I tre gestivano per conto di una organizzazione criminale un campo di prigionia a Zawiya, in Libia, dove i profughi pronti a partire per l'Italia venivano tenuti sotto sequestro e rilasciati solo dopo il pagamento di un riscatto. "Ci fornivano un cellulare con il quale dovevamo contattare i nostri parenti al fine di esortarli a pagare il denaro in cambio della nostra liberazione". Eravamo chiusi a chiave. Ci davano da bere acqua del mare - racconta - e, ogni tanto, pane duro. Io, malgrado incitato a contattare i miei familiari, mi sono sempre rifiutato, Proprio per questo motivo sono stato oggetto di bastonate da parte loro.

Repubblica riporta le testimonianze di alcuni dei migranti che avevano subito le torture. Per quel rifiuto, ha poi spiegato il camerunense, "mi hanno bastonato e un nigeriano mi ha fratturato un dito con violenza col calcio della pistola dopo aver immobilizzato la mia mano destra".

Campi di tortura. La Polizia di Stato di Agrigento, ha eseguito un provvedimento di fermo di indiziato di delitto emesso dalla Procura Distrettuale Antimafia di Palermo, guidata dal Procuratore Capo Francesco Lo Voi, a carico di CONDE' Mohamed, alias "Suarez" (Guinea cl. 1997), AHMED Hameda (Egitto cl. 1993), ASHUIA Mahmoud (Egitto cl. 1995), tutti sbarcati a Lampedusa lo scorso 29 giugno.

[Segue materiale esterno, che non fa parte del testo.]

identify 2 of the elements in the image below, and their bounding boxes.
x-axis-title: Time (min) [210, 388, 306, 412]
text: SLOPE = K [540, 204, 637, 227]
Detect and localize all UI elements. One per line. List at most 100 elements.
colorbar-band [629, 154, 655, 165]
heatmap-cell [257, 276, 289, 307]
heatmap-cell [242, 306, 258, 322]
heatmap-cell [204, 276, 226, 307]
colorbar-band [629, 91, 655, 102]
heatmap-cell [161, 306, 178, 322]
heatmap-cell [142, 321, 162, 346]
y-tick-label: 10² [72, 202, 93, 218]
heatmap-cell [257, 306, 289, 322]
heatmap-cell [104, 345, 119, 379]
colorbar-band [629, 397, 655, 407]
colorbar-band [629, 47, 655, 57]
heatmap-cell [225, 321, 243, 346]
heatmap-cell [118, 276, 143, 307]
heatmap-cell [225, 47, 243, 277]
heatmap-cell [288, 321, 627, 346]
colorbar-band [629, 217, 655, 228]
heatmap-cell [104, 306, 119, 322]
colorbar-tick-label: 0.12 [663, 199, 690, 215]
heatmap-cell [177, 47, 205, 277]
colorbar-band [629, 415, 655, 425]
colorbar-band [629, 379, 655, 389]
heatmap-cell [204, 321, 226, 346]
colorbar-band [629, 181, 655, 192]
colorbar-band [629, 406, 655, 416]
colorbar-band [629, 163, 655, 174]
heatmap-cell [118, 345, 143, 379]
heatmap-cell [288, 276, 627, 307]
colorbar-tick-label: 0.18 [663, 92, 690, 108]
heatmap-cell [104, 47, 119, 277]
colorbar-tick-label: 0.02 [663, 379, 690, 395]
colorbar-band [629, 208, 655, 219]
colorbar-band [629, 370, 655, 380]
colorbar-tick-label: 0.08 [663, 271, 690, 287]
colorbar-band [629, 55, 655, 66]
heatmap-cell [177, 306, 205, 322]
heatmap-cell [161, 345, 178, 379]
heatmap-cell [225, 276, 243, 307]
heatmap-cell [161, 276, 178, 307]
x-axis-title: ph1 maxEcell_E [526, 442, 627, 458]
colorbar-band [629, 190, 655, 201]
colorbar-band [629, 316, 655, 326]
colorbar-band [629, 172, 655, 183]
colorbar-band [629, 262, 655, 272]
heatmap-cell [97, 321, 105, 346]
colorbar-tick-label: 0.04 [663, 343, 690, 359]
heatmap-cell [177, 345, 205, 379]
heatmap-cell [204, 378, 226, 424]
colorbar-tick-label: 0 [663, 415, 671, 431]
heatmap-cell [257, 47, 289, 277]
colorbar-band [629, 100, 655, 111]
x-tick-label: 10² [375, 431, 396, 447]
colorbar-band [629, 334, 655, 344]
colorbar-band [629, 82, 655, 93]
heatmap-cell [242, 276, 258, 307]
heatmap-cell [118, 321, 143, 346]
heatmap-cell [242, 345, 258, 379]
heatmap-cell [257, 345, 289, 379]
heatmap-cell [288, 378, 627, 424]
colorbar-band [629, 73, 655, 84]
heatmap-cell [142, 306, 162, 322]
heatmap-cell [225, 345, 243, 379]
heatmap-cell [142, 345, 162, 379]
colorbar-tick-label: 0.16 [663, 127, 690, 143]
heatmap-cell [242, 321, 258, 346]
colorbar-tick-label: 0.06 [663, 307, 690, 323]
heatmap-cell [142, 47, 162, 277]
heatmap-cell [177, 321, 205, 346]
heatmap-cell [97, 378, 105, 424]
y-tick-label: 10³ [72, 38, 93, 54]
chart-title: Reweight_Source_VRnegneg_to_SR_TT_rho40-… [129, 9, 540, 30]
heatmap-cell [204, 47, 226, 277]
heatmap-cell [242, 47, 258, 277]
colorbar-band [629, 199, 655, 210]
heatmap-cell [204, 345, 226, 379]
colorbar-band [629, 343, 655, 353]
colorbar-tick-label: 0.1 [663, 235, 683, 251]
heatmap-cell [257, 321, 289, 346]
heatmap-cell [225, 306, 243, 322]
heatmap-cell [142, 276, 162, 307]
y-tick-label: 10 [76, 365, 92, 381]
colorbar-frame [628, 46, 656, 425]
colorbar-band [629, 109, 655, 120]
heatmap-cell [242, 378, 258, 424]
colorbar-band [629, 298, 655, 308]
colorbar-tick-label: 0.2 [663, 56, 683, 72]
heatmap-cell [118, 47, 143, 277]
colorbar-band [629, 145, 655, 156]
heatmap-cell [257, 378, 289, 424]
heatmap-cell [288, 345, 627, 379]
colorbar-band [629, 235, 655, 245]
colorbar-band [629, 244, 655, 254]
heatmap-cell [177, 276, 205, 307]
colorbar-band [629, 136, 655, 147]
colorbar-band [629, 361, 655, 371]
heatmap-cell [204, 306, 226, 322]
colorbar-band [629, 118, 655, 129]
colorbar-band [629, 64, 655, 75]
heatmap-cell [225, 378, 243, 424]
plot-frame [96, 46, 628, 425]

E ancora: "L'uomo era spregiudicato, in quanto picchiava tutti i prigionieri e li torturava, frustandoli con i cavi elettrici; li bastonava servendosi di tubi in gomma". Ho visto che un carceriere, una volta, ha sparato e colpito alle gambe un nigeriano, colpevole di aver preso un pezzo di pane. Ho avuto modo di vedere che, tante volte, nel corso della giornata, le donne venivano prelevate dai carcerieri per essere violentate. Con me all'interno di quel carcere c'era mia sorella Nadege che purtroppo è morta lì per una malattia non curata. "Sono riuscito a sottrarmi alla prigionia poiché sono riuscito a scappare, approfittando del fatto, che, un venerdì, non eravamo vigilati, poiché i nostri sequestratori si sono recati a pregare". Ho visto, anche, tanti altri migranti ammalati che non venivano sottoposti alle cure necessarie. "Chi non pagava, al fine di sollecitare il pagamento, veniva ripetutamente picchiato e torturato".